The heat flow and downhole temperatures were estimated according to the methodology described in "In Situ Temperatures" in the "Site 1165" chapter. Using a measured thermal conductivity of 1.59 W/(m·°C) (see "Physical Properties"), the heat flow was determined to be 27.2 mW/m2. The estimated temperature at total depth (441.7 mbsf) was determined to be 7.1°C (Table T11; Fig. F39). The geothermal gradient and heat flow values (17.1°C/km and 27.2 mW/m2, respectively) (Table T11) are significantly less than those determined for Site 1165 (53.4°C/km and 51.4 mW/m2, respectively) (see "In Situ Temperatures" in the "Site 1165" chapter).

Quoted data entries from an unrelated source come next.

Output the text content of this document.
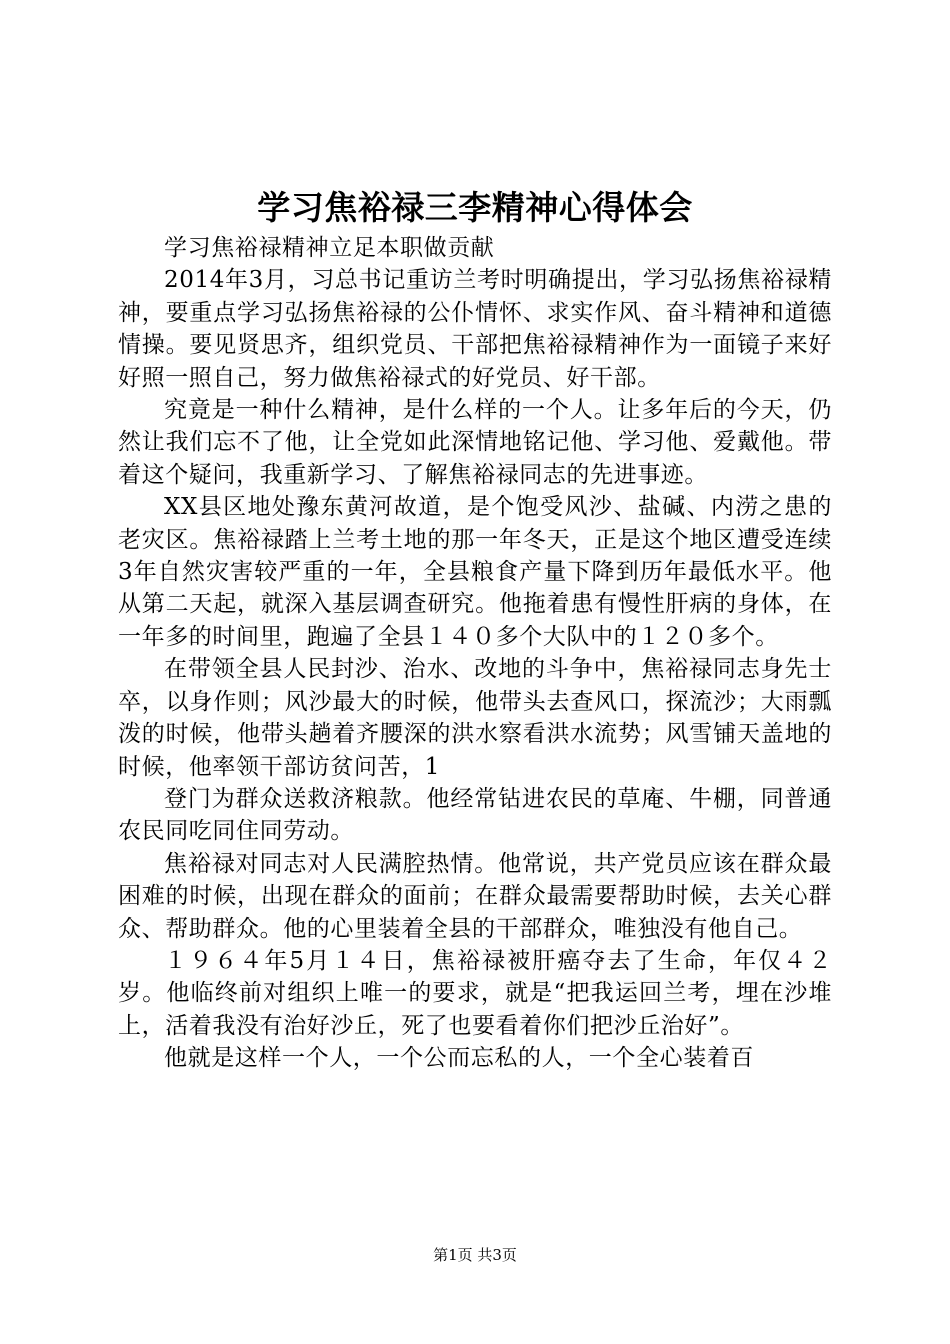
学习焦裕禄三李精神心得体会

学习焦裕禄精神立足本职做贡献

2014年3月，习总书记重访兰考时明确提出，学习弘扬焦裕禄精神，要重点学习弘扬焦裕禄的公仆情怀、求实作风、奋斗精神和道德情操。要见贤思齐，组织党员、干部把焦裕禄精神作为一面镜子来好好照一照自己，努力做焦裕禄式的好党员、好干部。

究竟是一种什么精神，是什么样的一个人。让多年后的今天，仍然让我们忘不了他，让全党如此深情地铭记他、学习他、爱戴他。带着这个疑问，我重新学习、了解焦裕禄同志的先进事迹。

XX县区地处豫东黄河故道，是个饱受风沙、盐碱、内涝之患的老灾区。焦裕禄踏上兰考土地的那一年冬天，正是这个地区遭受连续3年自然灾害较严重的一年，全县粮食产量下降到历年最低水平。他从第二天起，就深入基层调查研究。他拖着患有慢性肝病的身体，在一年多的时间里，跑遍了全县１４０多个大队中的１２０多个。

在带领全县人民封沙、治水、改地的斗争中，焦裕禄同志身先士卒，以身作则；风沙最大的时候，他带头去查风口，探流沙；大雨瓢泼的时候，他带头趟着齐腰深的洪水察看洪水流势；风雪铺天盖地的时候，他率领干部访贫问苦，1

登门为群众送救济粮款。他经常钻进农民的草庵、牛棚，同普通农民同吃同住同劳动。

焦裕禄对同志对人民满腔热情。他常说，共产党员应该在群众最困难的时候，出现在群众的面前；在群众最需要帮助时候，去关心群众、帮助群众。他的心里装着全县的干部群众，唯独没有他自己。

１９６４年5月１４日，焦裕禄被肝癌夺去了生命，年仅４２岁。他临终前对组织上唯一的要求，就是“把我运回兰考，埋在沙堆上，活着我没有治好沙丘，死了也要看着你们把沙丘治好”。

他就是这样一个人，一个公而忘私的人，一个全心装着百

第1页 共3页
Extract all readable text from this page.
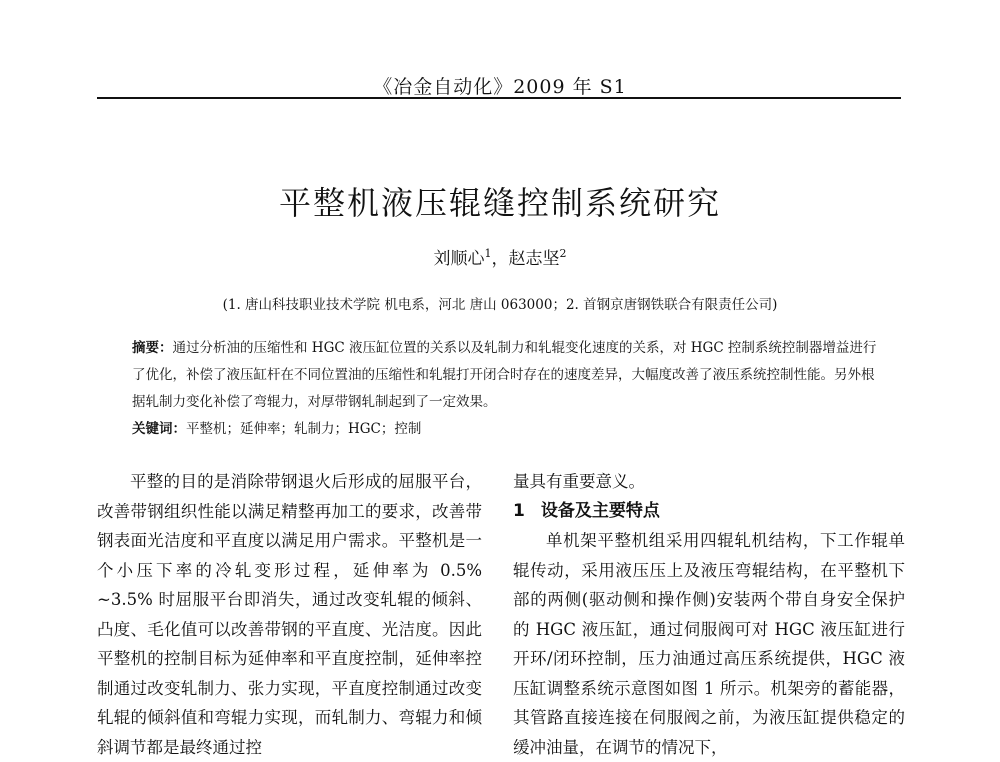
《冶金自动化》2009 年 S1
平整机液压辊缝控制系统研究
刘顺心$^1$，赵志坚$^2$
(1. 唐山科技职业技术学院 机电系，河北 唐山 063000；2. 首钢京唐钢铁联合有限责任公司)

摘要：通过分析油的压缩性和 HGC 液压缸位置的关系以及轧制力和轧辊变化速度的关系，对 HGC 控制系统控制器增益进行了优化，补偿了液压缸杆在不同位置油的压缩性和轧辊打开闭合时存在的速度差异，大幅度改善了液压系统控制性能。另外根据轧制力变化补偿了弯辊力，对厚带钢轧制起到了一定效果。

关键词：平整机；延伸率；轧制力；HGC；控制

平整的目的是消除带钢退火后形成的屈服平台，改善带钢组织性能以满足精整再加工的要求，改善带钢表面光洁度和平直度以满足用户需求。平整机是一个小压下率的冷轧变形过程，延伸率为 0.5% ~3.5% 时屈服平台即消失，通过改变轧辊的倾斜、凸度、毛化值可以改善带钢的平直度、光洁度。因此平整机的控制目标为延伸率和平直度控制，延伸率控制通过改变轧制力、张力实现，平直度控制通过改变轧辊的倾斜值和弯辊力实现，而轧制力、弯辊力和倾斜调节都是最终通过控

量具有重要意义。

1 设备及主要特点

单机架平整机组采用四辊轧机结构，下工作辊单辊传动，采用液压压上及液压弯辊结构，在平整机下部的两侧(驱动侧和操作侧)安装两个带自身安全保护的 HGC 液压缸，通过伺服阀可对 HGC 液压缸进行开环/闭环控制，压力油通过高压系统提供，HGC 液压缸调整系统示意图如图 1 所示。机架旁的蓄能器，其管路直接连接在伺服阀之前，为液压缸提供稳定的缓冲油量，在调节的情况下，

This difference in thermal conditions at Sites 1167 and 1165 may be due to differing thermal conductivities and sedimentation rates. At Site 1167, the thermal conductivity is 1.6 W/(m·°C) over the upper 100 mbsf (see "Physical Properties"); however, over a similar depth interval at Site 1165, the mean measured thermal conductivity was significantly lower, at 0.90 W/(m·°C) (see "Physical Properties" in the "Site 1165" chapter). In general, the thermal conductivities were higher throughout the sediment section at Site 1167. This higher thermal conductivity at Site 1167 allows for a greater rate of heat loss from the sediments. Also, sedimentation rates are higher at Site 1167 (up to ~400 m/m.y.) (see "Sedimentation Rates" in "Biostratigraphy and Sedimentation Rates") than at Site 1165 (15 m/m.y. in the uppermost Miocene to Pleistocene section) (see "Biostratigraphy and Sedimentation Rates" in the "Site 1165" chapter). The high sedimentation rate at Site 1167 may have significantly reduced the thermal profile of the sediments compared to that of Site 1165.
The depth to the base of the gas hydrate stability zone (GHSZ) was determined using the Ocean Drilling Program Pollution Prevention and Safety Panel hydrate stability equation, which was modified for seawater (Pollution Prevention and Safety Program, 1992). As only a small variation in the downhole thermal gradients was noted (Table T11), only the initial measured thermal gradient of 17.1°C was used to estimate the base of the GHSZ at 1190 mbsf.